Arts

Masi’s dream is to bring a special ‘gift’ to Toronto

BRINGING BUDAPEST TO TORONTO: Annamaria Eisler, who goes by her stage name, Masi, dreams of bringing pianist Szakcsi Lakatos Bela to town. Her planned May 18 show at the Isabel Bader Theatre, paying tribute to iconic Hungarian performers, was cancelled when a medical condition prevented the world-renowned pianist from travelling.
BRINGING BUDAPEST TO TORONTO: Annamaria Eisler, who goes by her stage name, Masi, dreams of bringing pianist
Szakcsi Lakatos Bela to town. Her planned May 18 show at the Isabel Bader Theatre, paying tribute to iconic Hungarian
performers, was cancelled when a medical condition prevented the world-renowned pianist from travelling.

Chanteuse wishes to share ‘unforgettable’ musical experience in local salute to Hungarian stars

A trip back home to Budapest, Hungary gave chanteuse Annamaria Eisler the inspiration to throw a party in Canada.

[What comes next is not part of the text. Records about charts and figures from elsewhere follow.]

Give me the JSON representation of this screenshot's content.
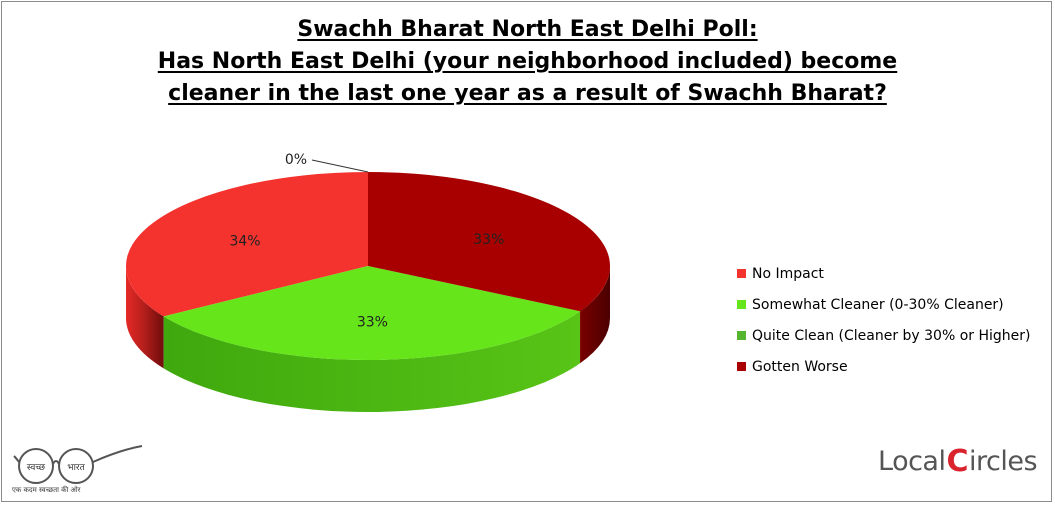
{
  "title_lines": [
    "Swachh Bharat North East Delhi Poll:",
    "Has North East Delhi (your neighborhood included) become",
    "cleaner in the last one year as a result of Swachh Bharat?"
  ],
  "chart_data": {
    "type": "pie",
    "series": [
      {
        "name": "No Impact",
        "value": 34,
        "label": "34%",
        "color": "#f4332f"
      },
      {
        "name": "Somewhat Cleaner (0-30% Cleaner)",
        "value": 33,
        "label": "33%",
        "color": "#66e61a"
      },
      {
        "name": "Quite Clean (Cleaner by 30% or Higher)",
        "value": 0,
        "label": "0%",
        "color": "#55b52e"
      },
      {
        "name": "Gotten Worse",
        "value": 33,
        "label": "33%",
        "color": "#a80000"
      }
    ],
    "style": "3d",
    "legend_position": "right"
  },
  "logos": {
    "left_word_1": "स्वच्छ",
    "left_word_2": "भारत",
    "left_caption": "एक कदम स्वच्छता की ओर",
    "right_prefix": "Local",
    "right_c": "C",
    "right_suffix": "ircles"
  }
}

The Mt. Pleasant and St. Clair resident, who goes by the stage name Masi, crossed paths with Hungarian pianist and composer Szakcsi Lakatos Bela while they were both performing with Rajko, a 50-piece Hungarian orchestra.

“I was performing in the same concert with him. It was unforgettable,” she says, her accent flowing from her lips like her blonde tresses from under her hat. “Musically, it’s one of the top experiences I’ve ever had.”

The duo recorded three songs — Gloomy Sunday, Les Feuilles Mortes and Once Upon A Summer Time — that were posted in August on YouTube, and now Eisler is hoping to bring Bela to Toronto for a “once-in-alifetime moment.”

“There is a big Hungarian community in Toronto and I decided I have to give this gift to them,” she said about Hungarians in Hollywood, a show she had planned for May 18 at the Isabel Bader Theatre before she got the call that Szakcsi would not be able to make it, due to health issues.

A new date has not yet been arranged.

Eisler was hoping to channel her Hungarian roots in a celebration of legendary silver screen stars like Tony Curtis, Zsa Zsa Gabor, George Cukor and Michael Curtiz.

“The music, it touches everybody’s heart and I thought that I would like to make this concert as a celebration to have a world-famous Hungarian pianist in Toronto,” she says. “There is a nostalgic feeling to this because I am celebrating the iconic Hungarians in Hollywood.”

Music from movies like My Fair Lady, directed by Cukor, and White Christmas, directed by Curtiz, are significant to Eisler.

She came to Canada in the 1970s after learning piano at the Bela Bartok Conservatory in Budapest. She continued her studies at the Royal Conservatory of Music, earning her ARCT — the highest test for pianists — all while doing promotional modelling for Oil of Olay, Ballantine Scotch and Pledge.

She pauses for a moment to enunciate her words, and then smiles.

“It is funny,” she says, a timid expression on her face. “Michael Curtiz had a life-long struggle with the English language, and I have something in common with him, it seems.”

Still there’s longing for her life by the Danube River, and she shares how she came to take the stage name Masi.

Before she was born, friends of her parents suggested after having two boys — Eisler’s two brothers Andrew and John (Andras and Janos in Hungarian) — they should have a daughter.

“A little girl who wears a ribbon in her hair,” Eisler affirms. “In Hungarian, ribbon means masni, and then my mother became pregnant, and of course in those days they did not know if it was a boy or a girl.

“They were saying to my brothers, hopefully you’re going to have a little sister who is going to wear masni. My two brothers were very small and they could not pronounce the masni so they said, ‘Masi’ pointing at my mother’s stomach at the time where I was hiding.”

Thus Masi was born, but she’s coy on giving any information on what year she entered the world.

“European women always avoid numbers like that,” she says, with a broad smile.

Masi had no word to share on when circumstances might allow her to make good on her “gift” to Toronto.